One of the more popular trends that we have seen over the last couple of years is day trading. This method of buying and selling financial securities in a short amount of time for a profit is making ripples across financial markets. Many people have started to day trade to make extra cash on the side of their current jobs. Also, people that do not work, like college students, have started day trading for fun. If you have done any day trading, you should be wondering how it will affect your taxes. Here we will detail everything you need to know about day trading income tax.
What even is day trading?
Day trading is a pretty simple concept. This method of investing is when you open and close a financial position in the stock market within a 24 hour period. If you buy a stock in the morning and sell it by market close, then this is day trading. Day trading can be extremely profitable, however there are also some risks to consider.
Many day trader’s do not look at how profitable a company is, or care about long term results.
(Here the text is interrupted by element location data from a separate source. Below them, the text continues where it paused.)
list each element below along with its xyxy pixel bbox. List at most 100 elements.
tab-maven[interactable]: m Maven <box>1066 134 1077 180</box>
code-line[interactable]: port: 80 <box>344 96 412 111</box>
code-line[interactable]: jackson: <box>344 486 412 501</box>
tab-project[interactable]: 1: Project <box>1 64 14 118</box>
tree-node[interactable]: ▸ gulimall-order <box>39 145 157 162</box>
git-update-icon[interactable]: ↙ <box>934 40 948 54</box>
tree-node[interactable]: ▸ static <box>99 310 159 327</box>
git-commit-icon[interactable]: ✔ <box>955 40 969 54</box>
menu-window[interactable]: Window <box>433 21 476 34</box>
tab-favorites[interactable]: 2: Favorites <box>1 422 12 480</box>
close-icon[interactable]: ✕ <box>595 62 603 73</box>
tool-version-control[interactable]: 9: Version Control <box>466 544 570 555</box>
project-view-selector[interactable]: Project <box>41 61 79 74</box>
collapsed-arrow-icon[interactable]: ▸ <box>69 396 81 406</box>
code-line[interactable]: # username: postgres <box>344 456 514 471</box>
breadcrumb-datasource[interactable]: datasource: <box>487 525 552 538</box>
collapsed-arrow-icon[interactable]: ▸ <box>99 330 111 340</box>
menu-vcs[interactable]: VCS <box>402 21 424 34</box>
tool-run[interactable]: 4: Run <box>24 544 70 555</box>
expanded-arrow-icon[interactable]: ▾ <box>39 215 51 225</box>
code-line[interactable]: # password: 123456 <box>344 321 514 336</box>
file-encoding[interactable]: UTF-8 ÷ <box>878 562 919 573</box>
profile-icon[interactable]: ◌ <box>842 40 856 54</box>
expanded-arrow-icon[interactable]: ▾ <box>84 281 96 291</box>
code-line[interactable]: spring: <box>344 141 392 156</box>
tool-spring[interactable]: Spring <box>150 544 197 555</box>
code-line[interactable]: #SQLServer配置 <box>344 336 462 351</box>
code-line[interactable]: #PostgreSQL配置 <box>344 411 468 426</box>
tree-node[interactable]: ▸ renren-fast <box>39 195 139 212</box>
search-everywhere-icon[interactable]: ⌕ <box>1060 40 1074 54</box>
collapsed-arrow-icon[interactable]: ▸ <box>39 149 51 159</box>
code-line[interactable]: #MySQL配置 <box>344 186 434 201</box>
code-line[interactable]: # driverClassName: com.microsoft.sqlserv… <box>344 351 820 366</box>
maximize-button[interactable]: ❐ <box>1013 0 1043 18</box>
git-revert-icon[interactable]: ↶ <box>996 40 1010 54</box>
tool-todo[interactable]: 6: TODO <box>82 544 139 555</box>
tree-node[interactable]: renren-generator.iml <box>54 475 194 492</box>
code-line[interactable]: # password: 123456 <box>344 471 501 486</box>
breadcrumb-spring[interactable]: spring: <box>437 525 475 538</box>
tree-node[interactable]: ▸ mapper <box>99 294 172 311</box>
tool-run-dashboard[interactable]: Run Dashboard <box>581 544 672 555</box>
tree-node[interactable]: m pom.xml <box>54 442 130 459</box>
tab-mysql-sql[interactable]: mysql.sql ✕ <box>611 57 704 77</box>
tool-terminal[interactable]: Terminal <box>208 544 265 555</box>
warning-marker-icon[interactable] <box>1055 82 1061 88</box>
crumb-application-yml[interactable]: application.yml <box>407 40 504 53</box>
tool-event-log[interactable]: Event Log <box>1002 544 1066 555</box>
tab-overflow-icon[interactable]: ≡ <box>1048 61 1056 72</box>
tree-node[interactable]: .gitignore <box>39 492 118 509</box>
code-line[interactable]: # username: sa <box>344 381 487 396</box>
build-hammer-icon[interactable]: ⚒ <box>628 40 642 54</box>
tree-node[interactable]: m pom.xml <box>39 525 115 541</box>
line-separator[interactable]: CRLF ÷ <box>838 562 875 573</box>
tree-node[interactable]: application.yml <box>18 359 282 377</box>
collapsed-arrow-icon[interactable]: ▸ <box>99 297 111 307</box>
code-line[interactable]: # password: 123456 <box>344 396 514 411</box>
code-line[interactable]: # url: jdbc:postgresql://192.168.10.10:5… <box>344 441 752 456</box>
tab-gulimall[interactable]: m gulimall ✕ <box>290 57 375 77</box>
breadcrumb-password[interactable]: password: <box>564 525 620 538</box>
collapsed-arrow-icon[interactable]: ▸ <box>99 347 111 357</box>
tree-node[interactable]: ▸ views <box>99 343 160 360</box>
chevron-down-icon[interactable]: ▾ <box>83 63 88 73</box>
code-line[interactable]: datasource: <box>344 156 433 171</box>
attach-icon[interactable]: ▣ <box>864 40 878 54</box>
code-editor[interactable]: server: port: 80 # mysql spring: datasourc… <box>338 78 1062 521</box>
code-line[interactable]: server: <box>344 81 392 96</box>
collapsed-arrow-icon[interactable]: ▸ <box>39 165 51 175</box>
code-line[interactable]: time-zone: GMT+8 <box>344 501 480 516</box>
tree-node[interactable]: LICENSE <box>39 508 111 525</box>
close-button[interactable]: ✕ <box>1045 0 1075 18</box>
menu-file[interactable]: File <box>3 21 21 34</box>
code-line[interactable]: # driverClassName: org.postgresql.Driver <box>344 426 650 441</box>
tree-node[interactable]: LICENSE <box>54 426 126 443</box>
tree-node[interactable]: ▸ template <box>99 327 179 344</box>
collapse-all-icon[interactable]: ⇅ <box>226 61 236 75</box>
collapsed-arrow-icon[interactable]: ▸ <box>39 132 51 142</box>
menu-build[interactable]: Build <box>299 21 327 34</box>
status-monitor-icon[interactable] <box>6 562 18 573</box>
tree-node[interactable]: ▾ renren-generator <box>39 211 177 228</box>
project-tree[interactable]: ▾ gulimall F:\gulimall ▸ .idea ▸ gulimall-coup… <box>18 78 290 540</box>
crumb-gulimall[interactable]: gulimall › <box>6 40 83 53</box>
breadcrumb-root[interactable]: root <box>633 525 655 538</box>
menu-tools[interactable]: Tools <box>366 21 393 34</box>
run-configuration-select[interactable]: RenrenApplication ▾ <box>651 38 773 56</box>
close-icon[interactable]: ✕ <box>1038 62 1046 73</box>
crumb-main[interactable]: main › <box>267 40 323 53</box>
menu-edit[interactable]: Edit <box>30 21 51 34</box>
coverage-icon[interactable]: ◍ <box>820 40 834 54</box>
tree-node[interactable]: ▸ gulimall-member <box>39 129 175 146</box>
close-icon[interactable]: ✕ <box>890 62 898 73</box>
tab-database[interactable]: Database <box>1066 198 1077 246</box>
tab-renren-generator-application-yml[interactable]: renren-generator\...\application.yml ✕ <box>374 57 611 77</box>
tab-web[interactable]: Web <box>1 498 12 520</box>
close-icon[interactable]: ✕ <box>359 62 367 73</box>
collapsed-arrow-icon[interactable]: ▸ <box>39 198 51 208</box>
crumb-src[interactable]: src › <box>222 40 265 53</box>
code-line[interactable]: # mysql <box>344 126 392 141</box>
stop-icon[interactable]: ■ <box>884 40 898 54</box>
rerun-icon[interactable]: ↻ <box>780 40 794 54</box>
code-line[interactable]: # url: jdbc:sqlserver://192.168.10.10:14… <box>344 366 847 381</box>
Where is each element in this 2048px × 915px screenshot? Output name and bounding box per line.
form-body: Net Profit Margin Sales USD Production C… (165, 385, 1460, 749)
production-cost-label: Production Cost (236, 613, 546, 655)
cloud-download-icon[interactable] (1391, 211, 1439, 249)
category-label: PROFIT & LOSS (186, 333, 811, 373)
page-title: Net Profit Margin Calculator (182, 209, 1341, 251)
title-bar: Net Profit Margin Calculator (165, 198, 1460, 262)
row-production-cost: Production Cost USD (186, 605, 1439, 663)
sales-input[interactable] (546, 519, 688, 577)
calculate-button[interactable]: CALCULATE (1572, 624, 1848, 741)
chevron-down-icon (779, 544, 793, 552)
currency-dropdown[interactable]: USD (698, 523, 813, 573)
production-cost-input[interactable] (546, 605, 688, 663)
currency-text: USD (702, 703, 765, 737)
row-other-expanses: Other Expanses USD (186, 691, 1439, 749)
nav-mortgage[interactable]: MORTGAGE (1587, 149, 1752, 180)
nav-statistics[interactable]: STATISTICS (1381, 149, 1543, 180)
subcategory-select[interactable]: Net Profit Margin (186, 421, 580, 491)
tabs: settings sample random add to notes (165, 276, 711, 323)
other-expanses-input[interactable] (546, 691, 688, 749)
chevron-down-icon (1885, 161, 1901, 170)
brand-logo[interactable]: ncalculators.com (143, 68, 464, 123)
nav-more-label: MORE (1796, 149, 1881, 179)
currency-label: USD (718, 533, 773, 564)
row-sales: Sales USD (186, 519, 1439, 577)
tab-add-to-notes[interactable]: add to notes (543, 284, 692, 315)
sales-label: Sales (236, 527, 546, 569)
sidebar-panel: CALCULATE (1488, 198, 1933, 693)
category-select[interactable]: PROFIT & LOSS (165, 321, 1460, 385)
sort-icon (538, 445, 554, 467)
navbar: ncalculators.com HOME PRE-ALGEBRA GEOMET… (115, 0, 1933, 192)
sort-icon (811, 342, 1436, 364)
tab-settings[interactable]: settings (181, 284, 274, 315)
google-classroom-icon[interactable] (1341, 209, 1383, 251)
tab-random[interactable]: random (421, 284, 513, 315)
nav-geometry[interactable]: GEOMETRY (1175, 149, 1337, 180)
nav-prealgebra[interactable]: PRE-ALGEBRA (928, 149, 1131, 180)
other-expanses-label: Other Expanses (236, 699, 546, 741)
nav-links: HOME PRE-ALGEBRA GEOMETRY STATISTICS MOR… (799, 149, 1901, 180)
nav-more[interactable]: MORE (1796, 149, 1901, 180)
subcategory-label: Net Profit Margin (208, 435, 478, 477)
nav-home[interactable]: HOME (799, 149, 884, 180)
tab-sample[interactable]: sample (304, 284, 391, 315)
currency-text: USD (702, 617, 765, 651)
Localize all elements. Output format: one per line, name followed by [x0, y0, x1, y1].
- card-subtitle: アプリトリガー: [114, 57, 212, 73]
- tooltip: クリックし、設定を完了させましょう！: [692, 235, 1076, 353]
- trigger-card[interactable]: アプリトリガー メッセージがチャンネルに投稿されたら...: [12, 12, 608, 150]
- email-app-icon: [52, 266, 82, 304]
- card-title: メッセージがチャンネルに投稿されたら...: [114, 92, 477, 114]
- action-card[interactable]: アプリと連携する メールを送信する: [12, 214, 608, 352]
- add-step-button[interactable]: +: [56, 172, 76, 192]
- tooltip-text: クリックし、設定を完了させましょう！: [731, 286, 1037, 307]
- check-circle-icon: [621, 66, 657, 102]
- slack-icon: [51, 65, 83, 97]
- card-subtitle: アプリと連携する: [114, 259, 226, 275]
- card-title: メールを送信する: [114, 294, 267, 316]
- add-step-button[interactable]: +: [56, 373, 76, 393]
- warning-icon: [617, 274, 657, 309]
Instead they look at trading history and trends to predict the stock’s next move. They use something called technical analysis which can help you forecast if a stock is going to move up or down.
Details of Day Trading Income Tax
Day trading will have an impact on your taxes. There really is no way to get around paying taxes on any day trading profit.
If you have held an asset for less than a year, which is the case with any day trader, then you must pay the IRS. It does not matter what type of financial security you held either. You can have held stocks, bonds, mutual funds, or more. If you make any sort of gain on a short term position, you will have to pay taxes on it.
You may even get put into a new tax bracket if you are making some series income on the side. If this is the case, then you will have to pay even more taxes.
If you are day trading and are making a decent amount of money, you really should be planning ahead. Depending on how much profits you earn from day trading, you could owe several hundred or several thousand dollars to the IRS. Getting lucky in the stock market unfortunately always comes with a price.
The best advice we can give you is to do your research and due diligence. You can do this by reading up on tax laws and understand how your gains will be perceived by the IRS. Even if you’re a trader full-time, the government doesn’t consider your profit earned income. This means you will get around the self-employed tax that freelancers dread. However you will have to pay investment income and capital gains tax.
For someone with a limited investment history, the tax liability can exceed their profit. This is why planning ahead and investing wisely is so crucial. It doesn’t just help you earn more in the short-term but also ensures you’ll keep your income in the long-run. If you get put into a higher tax bracket you may want to use overlooked tax deductions to lower your taxable income.
Day Trading Income Tax – Summary
Day trading can be a fun way to make some extra money on the side of your regular job. It can even be lucrative enough so that you do it full time to support yourself. Either way, you are going to have to pay taxes on the profits you earn. Short term capital gains are usually taxed at your normal income tax rate. This is different than long term capital gains (gains earned on investments held for more than a year). Long term capital gains are taxed differently and are usually under 15%.
There is a lot to know about day trading income tax. If you have any questions be sure to reach out to your accountant. At the end of the day, the day trading income you make may end up costing you more in taxes then it is worth.